Go Biased, Young Man?

Early American newspaper publishers scoffed at the idea that they should hide their political prejudices under a cloak of objectivity. "To profess impartiality here," wrote William Cobbett in his Federalist newspaper, Porcupine's Gazette, "would be as absurd as to profess it in a war between virtue and vice, good and evil, happiness and misery." The motto of the Gazette of the United States, which began publication in 1789, was "He that is not for us is against us."Sounds a bit like a Keith Olbermann-Bill O'Reilly fight doesn't it?And a New Jersey printer wrote in 1798, "The times demand decision; there is a right and a wrong, and the printer, who under the specious name of impartiality jumbles both truth and falsehood into the same paper, is either doubtful of his own judgment or is governed by ulterior motives."

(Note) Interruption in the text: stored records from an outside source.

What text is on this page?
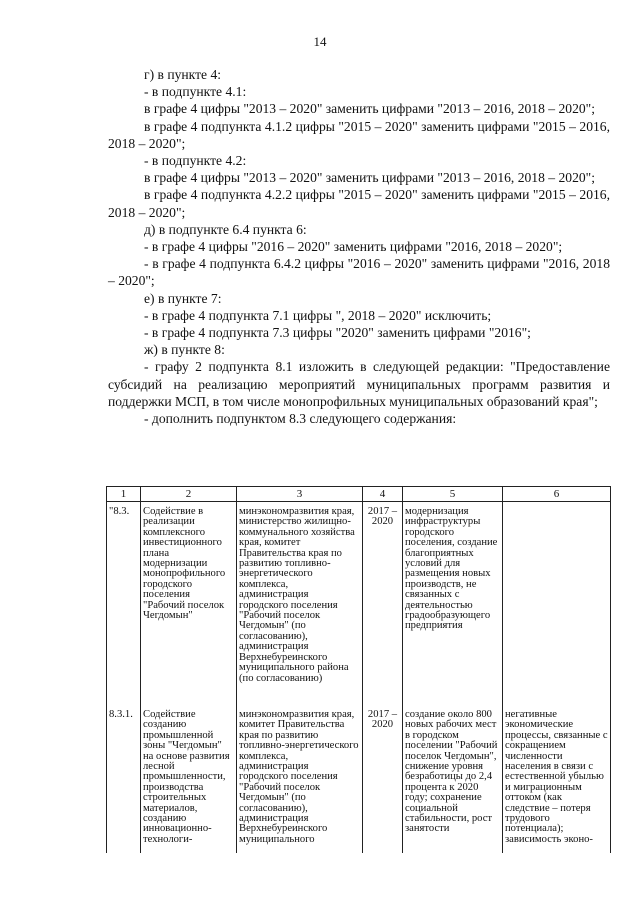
14

г) в пункте 4:

- в подпункте 4.1:

в графе 4 цифры "2013 – 2020" заменить цифрами "2013 – 2016, 2018 – 2020";

в графе 4 подпункта 4.1.2 цифры "2015 – 2020" заменить цифрами "2015 – 2016, 2018 – 2020";

- в подпункте 4.2:

в графе 4 цифры "2013 – 2020" заменить цифрами "2013 – 2016, 2018 – 2020";

в графе 4 подпункта 4.2.2 цифры "2015 – 2020" заменить цифрами "2015 – 2016, 2018 – 2020";

д) в подпункте 6.4 пункта 6:

- в графе 4 цифры "2016 – 2020" заменить цифрами "2016, 2018 – 2020";

- в графе 4 подпункта 6.4.2 цифры "2016 – 2020" заменить цифрами "2016, 2018 – 2020";

е) в пункте 7:

- в графе 4 подпункта 7.1 цифры ", 2018 – 2020" исключить;

- в графе 4 подпункта 7.3 цифры "2020" заменить цифрами "2016";

ж) в пункте 8:

- графу 2 подпункта 8.1 изложить в следующей редакции: "Предоставление субсидий на реализацию мероприятий муниципальных программ развития и поддержки МСП, в том числе монопрофильных муниципальных образований края";

- дополнить подпунктом 8.3 следующего содержания:

1	2	3	4	5	6
"8.3.	Содействие в реализации комплексного инвестиционного плана модернизации монопрофильного городского поселения "Рабочий поселок Чегдомын"	минэкономразвития края, министерство жилищно-коммунального хозяйства края, комитет Правительства края по развитию топливно-энергетического комплекса, администрация городского поселения "Рабочий поселок Чегдомын" (по согласованию), администрация Верхнебуреинского муниципального района (по согласованию)	2017 – 2020	модернизация инфраструктуры городского поселения, создание благоприятных условий для размещения новых производств, не связанных с деятельностью градообразующего предприятия	
8.3.1.	Содействие созданию промышленной зоны "Чегдомын" на основе развития лесной промышленности, производства строительных материалов, созданию инновационно-технологи-	минэкономразвития края, комитет Правительства края по развитию топливно-энергетического комплекса, администрация городского поселения "Рабочий поселок Чегдомын" (по согласованию), администрация Верхнебуреинского муниципального	2017 – 2020	создание около 800 новых рабочих мест в городском поселении "Рабочий поселок Чегдомын", снижение уровня безработицы до 2,4 процента к 2020 году; сохранение социальной стабильности, рост занятости	негативные экономические процессы, связанные с сокращением численности населения в связи с естественной убылью и миграционным оттоком (как следствие – потеря трудового потенциала); зависимость эконо-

If ulterior motives played a part, however, it was to encourage early newspaper publishers to become deeply entrenched in politics. Circulation and advertising revenue couldn't support a newspaper, but government jobs or printing contracts could. When the political candidates they supported were elected, loyal editors expected pork or patronage, and their journals became "virtual branches of the government," wrote Eric Burns, author of "Infamous Scribblers."
The news pages -- there was no such thing as an editorial -- were unapologetically partisan, disdaining what Horace Greeley of the New York Tribune called "gagged, mincing neutrality."
Indeed, editors who tried to remain relatively detached were mocked by their competitors. One newspaper, the National Intelligencer, whose editor, Samuel Smith, was deemed to be insufficiently combative, was dismissed as "Mr. Silky Milky Smith's National Smoothing Plane."